Se questa (fatte salve poche lodevoli eccezioni) è la situazione del turismo così come esso è praticato qui da noi, c’è da rilevare che a Messina i flussi turistici, negli ultimi anni divenuti per certi versi imponenti a causa di politiche crocieristiche e non certo per lucida politica di accoglienza, hanno rivelato in maniera esemplare tutte le carenze di una città che dovrebbe limitarsi a esibire onestamente le proprie identità e che viceversa mostra quotidianamente la propria triste condizione di “messinscena” (per riprendere le acute considerazioni di Marco d’Eramo nel suo Il selfie del mondo).

Mi provo allora a riflettere sulle cause di questa clamorosa perdita di appuntamento con le opportunità offerte dalla globalizzazione (le quali sono tanto poche che perderne alcuna è un vero crimine).
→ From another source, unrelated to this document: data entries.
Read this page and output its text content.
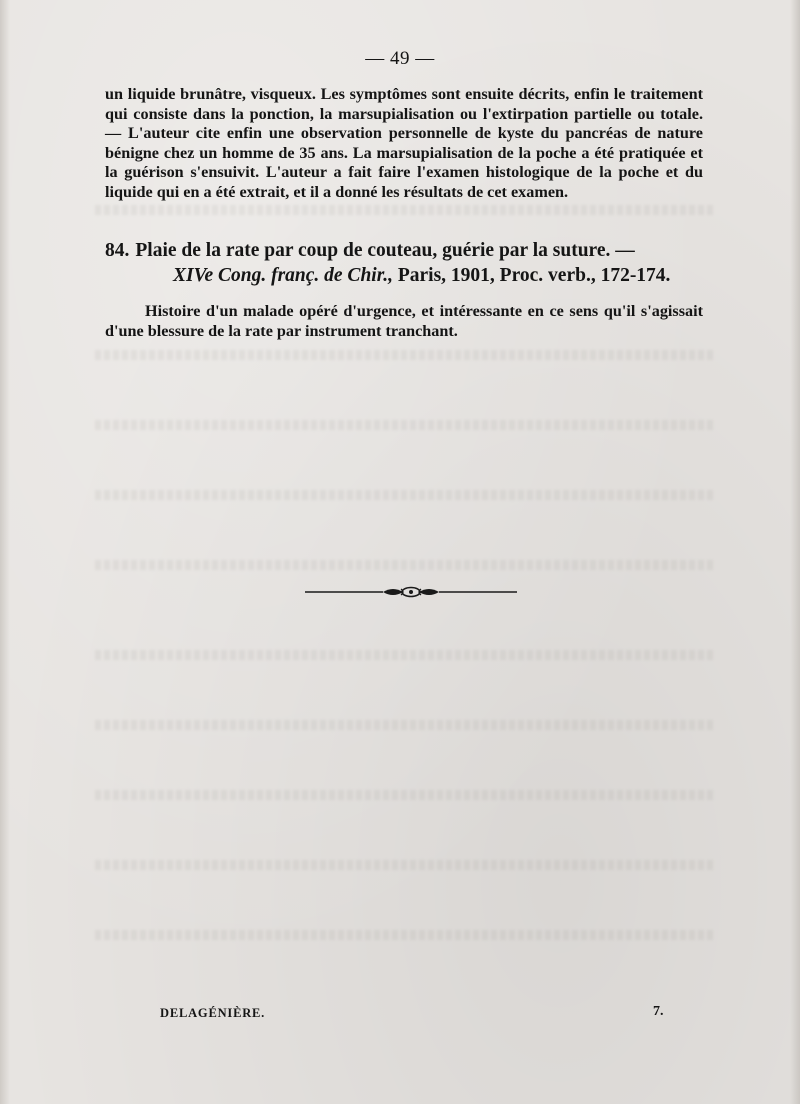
— 49 —

un liquide brunâtre, visqueux. Les symptômes sont ensuite décrits, enfin le traitement qui consiste dans la ponction, la marsupialisation ou l'extirpation partielle ou totale. — L'auteur cite enfin une observation personnelle de kyste du pancréas de nature bénigne chez un homme de 35 ans. La marsupialisation de la poche a été pratiquée et la guérison s'ensuivit. L'auteur a fait faire l'examen histologique de la poche et du liquide qui en a été extrait, et il a donné les résultats de cet examen.

84. Plaie de la rate par coup de couteau, guérie par la suture. —
XIVe Cong. franç. de Chir., Paris, 1901, Proc. verb., 172-174.

Histoire d'un malade opéré d'urgence, et intéressante en ce sens qu'il s'agissait d'une blessure de la rate par instrument tranchant.

DELAGÉNIÈRE.	7.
La fruizione dei beni culturali nella prospettiva di una moderna concezione del turismo trae la propria ragione d’essere dalla nuova sensibilità che le moderne scienze dell’uomo hanno definitivamente imposto in tema di dinamiche interculturali, nella particolare prospettiva dell’incontro tra genti e culture diverse.

Un tempo, nell’epoca in cui i beni culturali si chiamavano “patrimonio storico-artistico”, tale termine veniva impiegato per definire tutte quelle particolari categorie di “oggetti” costituenti dei merit wants, dei bisogni meritori, da soddisfare secondo le “concezioni del desiderabile”, i quadri di riferimento e l’ideologia complessiva della classe dominante all’interno del sistema sociale che li aveva espressi.
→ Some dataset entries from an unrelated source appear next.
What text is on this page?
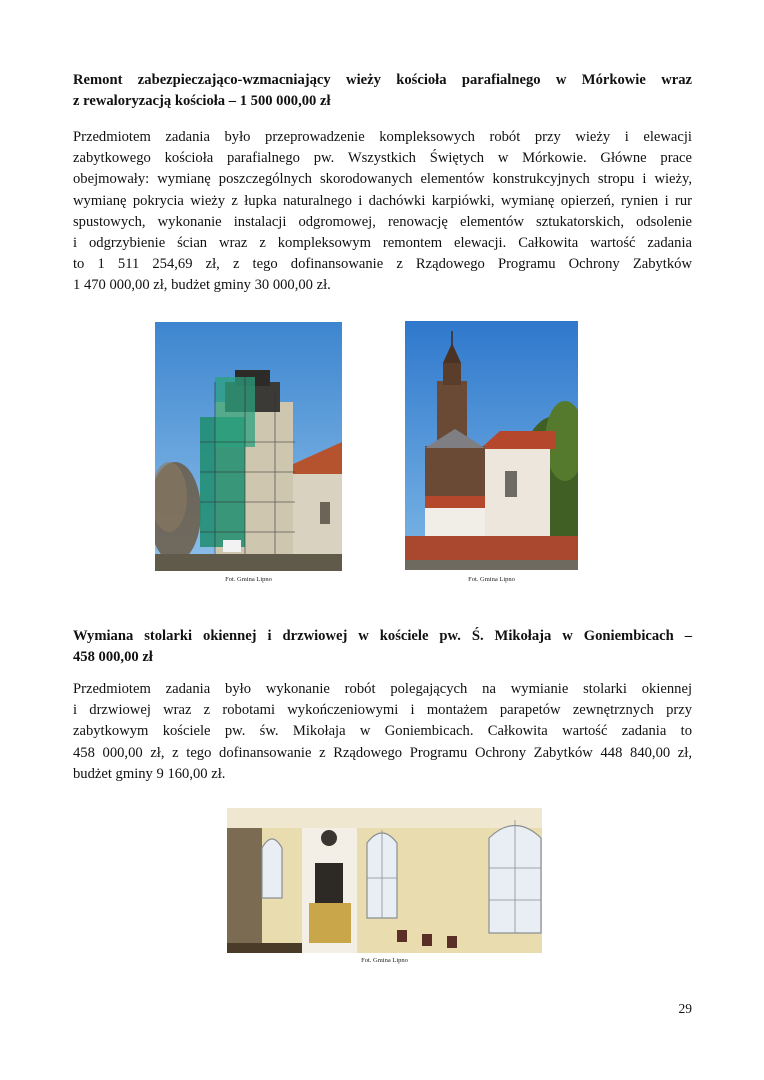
Remont zabezpieczająco-wzmacniający wieży kościoła parafialnego w Mórkowie wraz
z rewaloryzacją kościoła – 1 500 000,00 zł
Przedmiotem zadania było przeprowadzenie kompleksowych robót przy wieży i elewacji
zabytkowego kościoła parafialnego pw. Wszystkich Świętych w Mórkowie. Główne prace
obejmowały: wymianę poszczególnych skorodowanych elementów konstrukcyjnych stropu i wieży,
wymianę pokrycia wieży z łupka naturalnego i dachówki karpiówki, wymianę opierzeń, rynien i rur
spustowych, wykonanie instalacji odgromowej, renowację elementów sztukatorskich, odsolenie
i odgrzybienie ścian wraz z kompleksowym remontem elewacji. Całkowita wartość zadania
to 1 511 254,69 zł, z tego dofinansowanie z Rządowego Programu Ochrony Zabytków
1 470 000,00 zł, budżet gminy 30 000,00 zł.
Fot. Gmina Lipno	Fot. Gmina Lipno
Wymiana stolarki okiennej i drzwiowej w kościele pw. Ś. Mikołaja w Goniembicach –
458 000,00 zł
Przedmiotem zadania było wykonanie robót polegających na wymianie stolarki okiennej
i drzwiowej wraz z robotami wykończeniowymi i montażem parapetów zewnętrznych przy
zabytkowym kościele pw. św. Mikołaja w Goniembicach. Całkowita wartość zadania to
458 000,00 zł, z tego dofinansowanie z Rządowego Programu Ochrony Zabytków 448 840,00 zł,
budżet gminy 9 160,00 zł.
Fot. Gmina Lipno
29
Con una tale operazione, di natura solo apparentemente linguistica, si finiva in pratica con l’occultare sotto una medesima onnicomprensiva coltre l’enorme varietà e ricchezza dei tratti culturali che caratterizzavano la società nel suo complesso. La coltre, per continuare la metafora, nascondeva cioè come un sudario, decoroso ma mistificante, il brulichio reale dell’umanità che si muoveva sotto la sua apparente compostezza; e su questa umanità si ravvisava l’opportunità di non fissare lo sguardo.

In questa situazione, gli oggetti e i contesti cui si annetteva un qualche valore “culturale”, si stagliavano come stelle fisse in un firmamento privo di chiarore diffuso; i beni culturali venivano, dunque, colti nella loro veste di massi erratici piuttosto che considerati parte di un più ampio universo di segni per entro il quale ogni elemento racchiudesse senso e valore.

Il pregiudizio, tipicamente borghese e di matrice idealistica, consistente nel privilegiare sempre e comunque l’individualità, sbarrava la strada a una comprensione globale dei contesti; si ammiravano determinati alberi, e non ci si accorgeva che essi facevano parte di una foresta lussureggiante. Il lettore operaio di Bertold Brecht si chiedeva giustamente: “Tebe dalle Sette Porte, chi la costruì? / Ci sono i nomi dei re, dentro i libri / Son stati i re a strascicarli, quei blocchi di pietra?….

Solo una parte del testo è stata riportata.